Spędzi ten dzień w samotności. Tak postanowiła. Właściwie lubi swoje własne
towarzystwo. Gdy jest sama – nigdy się nie nudzi. Posłucha muzyki, porozmyśla,
obejrzy film, posprząta i czas biegnie całkiem przyjemnie.

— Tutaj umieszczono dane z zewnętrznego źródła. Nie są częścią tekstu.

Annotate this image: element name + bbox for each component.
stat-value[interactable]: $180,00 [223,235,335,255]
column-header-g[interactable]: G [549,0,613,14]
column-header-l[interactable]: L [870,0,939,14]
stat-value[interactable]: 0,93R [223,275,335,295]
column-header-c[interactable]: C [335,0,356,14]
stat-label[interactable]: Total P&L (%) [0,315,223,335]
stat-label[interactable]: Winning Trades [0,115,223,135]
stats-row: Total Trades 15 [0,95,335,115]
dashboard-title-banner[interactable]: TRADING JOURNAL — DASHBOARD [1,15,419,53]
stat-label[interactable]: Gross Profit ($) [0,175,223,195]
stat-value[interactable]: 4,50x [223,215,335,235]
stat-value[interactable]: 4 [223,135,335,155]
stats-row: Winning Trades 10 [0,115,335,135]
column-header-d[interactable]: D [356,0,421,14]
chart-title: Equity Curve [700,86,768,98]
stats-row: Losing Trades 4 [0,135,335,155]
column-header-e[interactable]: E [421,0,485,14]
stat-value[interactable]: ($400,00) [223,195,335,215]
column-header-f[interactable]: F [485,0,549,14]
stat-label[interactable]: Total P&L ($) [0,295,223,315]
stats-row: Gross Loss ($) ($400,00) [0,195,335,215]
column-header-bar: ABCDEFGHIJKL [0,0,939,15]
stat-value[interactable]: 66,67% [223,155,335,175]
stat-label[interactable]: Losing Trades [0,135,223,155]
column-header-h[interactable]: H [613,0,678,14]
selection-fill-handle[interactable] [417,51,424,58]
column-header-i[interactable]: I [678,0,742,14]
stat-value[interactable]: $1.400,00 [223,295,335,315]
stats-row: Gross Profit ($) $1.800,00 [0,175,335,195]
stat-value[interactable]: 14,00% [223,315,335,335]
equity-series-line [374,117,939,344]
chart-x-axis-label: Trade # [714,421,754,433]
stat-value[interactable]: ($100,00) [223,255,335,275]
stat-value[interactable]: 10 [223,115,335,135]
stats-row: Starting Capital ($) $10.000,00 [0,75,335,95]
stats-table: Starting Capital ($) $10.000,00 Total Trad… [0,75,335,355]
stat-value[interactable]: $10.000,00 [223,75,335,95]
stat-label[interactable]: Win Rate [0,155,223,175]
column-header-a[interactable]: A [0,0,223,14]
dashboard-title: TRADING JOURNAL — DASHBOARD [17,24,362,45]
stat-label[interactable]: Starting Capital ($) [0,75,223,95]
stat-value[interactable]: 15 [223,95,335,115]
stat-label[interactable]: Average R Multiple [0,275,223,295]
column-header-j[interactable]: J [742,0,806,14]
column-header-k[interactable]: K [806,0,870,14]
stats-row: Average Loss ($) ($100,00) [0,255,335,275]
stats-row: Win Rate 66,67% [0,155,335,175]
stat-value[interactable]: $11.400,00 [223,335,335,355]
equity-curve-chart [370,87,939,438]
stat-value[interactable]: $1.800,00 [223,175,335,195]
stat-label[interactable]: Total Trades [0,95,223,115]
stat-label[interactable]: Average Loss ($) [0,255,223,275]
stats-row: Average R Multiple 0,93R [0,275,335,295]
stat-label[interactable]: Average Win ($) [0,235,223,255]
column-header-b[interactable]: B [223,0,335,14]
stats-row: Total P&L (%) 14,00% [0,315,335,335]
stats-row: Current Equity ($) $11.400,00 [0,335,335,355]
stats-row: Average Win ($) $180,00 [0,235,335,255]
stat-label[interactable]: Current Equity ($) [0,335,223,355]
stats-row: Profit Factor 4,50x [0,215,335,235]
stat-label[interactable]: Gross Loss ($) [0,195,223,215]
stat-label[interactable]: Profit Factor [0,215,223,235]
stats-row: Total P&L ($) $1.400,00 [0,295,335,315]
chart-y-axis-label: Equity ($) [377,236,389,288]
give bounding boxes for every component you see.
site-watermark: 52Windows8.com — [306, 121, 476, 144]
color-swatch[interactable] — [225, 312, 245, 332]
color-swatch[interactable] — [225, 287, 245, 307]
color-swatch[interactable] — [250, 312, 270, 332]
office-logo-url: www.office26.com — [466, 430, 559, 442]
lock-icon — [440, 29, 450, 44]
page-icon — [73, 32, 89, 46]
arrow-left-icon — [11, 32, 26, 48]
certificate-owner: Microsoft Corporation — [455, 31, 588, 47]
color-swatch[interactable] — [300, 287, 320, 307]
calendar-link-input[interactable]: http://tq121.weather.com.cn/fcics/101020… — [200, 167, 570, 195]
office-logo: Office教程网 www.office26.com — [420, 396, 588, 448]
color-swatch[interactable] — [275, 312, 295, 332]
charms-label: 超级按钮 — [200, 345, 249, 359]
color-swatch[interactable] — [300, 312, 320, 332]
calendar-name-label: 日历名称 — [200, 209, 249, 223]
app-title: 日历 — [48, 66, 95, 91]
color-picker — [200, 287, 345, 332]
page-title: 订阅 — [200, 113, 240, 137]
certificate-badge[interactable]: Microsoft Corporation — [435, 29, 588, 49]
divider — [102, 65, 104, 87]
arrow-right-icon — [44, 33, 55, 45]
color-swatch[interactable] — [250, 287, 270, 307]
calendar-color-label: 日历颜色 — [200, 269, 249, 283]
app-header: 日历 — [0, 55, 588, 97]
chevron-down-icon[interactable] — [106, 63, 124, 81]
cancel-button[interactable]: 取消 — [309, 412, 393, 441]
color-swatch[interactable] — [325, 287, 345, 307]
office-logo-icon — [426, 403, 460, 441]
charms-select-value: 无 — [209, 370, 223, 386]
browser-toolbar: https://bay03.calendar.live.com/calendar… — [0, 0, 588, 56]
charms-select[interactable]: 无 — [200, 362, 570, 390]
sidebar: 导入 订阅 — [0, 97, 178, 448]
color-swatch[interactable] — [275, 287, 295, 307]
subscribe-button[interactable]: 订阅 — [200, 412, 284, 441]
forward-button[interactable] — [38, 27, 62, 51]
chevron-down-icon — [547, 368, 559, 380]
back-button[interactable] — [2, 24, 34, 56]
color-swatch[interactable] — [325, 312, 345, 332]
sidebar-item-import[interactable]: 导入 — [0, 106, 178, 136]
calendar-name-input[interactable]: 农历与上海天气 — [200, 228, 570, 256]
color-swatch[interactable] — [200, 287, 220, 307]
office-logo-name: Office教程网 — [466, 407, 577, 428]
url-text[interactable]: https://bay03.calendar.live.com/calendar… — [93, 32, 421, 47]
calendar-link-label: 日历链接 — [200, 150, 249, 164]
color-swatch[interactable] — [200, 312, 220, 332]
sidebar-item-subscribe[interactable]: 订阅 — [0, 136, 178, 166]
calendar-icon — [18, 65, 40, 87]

Z ulgą dziewczyna
otwiera drzwi do mieszkania. Tak tu spokojnie, słonecznie i cicho. Zupełnie
inaczej jak w domu rodzinnym. Dziewczyna siadła na chwilę. Podróż była męcząca
– w pociągu tłok. Ludzie, tak jak ona wracali ze świąt do swoich domów,
obowiązków. Całą drogę dziewczyna stała w korytarzu. Było ciasno a do tego
gorąco. Po chwili Marta przypomniała o swoim prowiancie, który razem z nią
jechał w tym upale. Babcia tak ładnie wszystko zapakowała, że ani ciastom, ani
słodyczom nic się nie stało. Kochana babcia, na nią zawsze można liczyć – pomyślała
dziewczyna – chociaż ma dużo pracy zawsze pamięta o wszystkim. Pozytywne
uczucia napełniły Marty serce nadzieją. Dziewczyna poczuła się lepiej. Ciastka
Listki z cukrem i polewą Dr Gerarda – to prezent od babci, który znaczy wiele.
Wówczas przypomniała sobie te wszystkie gesty miłości, zrozumienia i czułości,
których zawsze doświadcza od tej zatroskanej starszej kobiety. Być może mama
także żywi do niej podobne uczucia, tylko ona, Marta – rozgoryczona nastolatka
nie potrafi tego dostrzec. W tej samej chwili Marta zauważa słodkie draże Dr
Gerarda. Jednak mama pamiętała o tym drobiazgu. Draże – mały gest, który
świadczy o wielkiej miłości mamy do córki.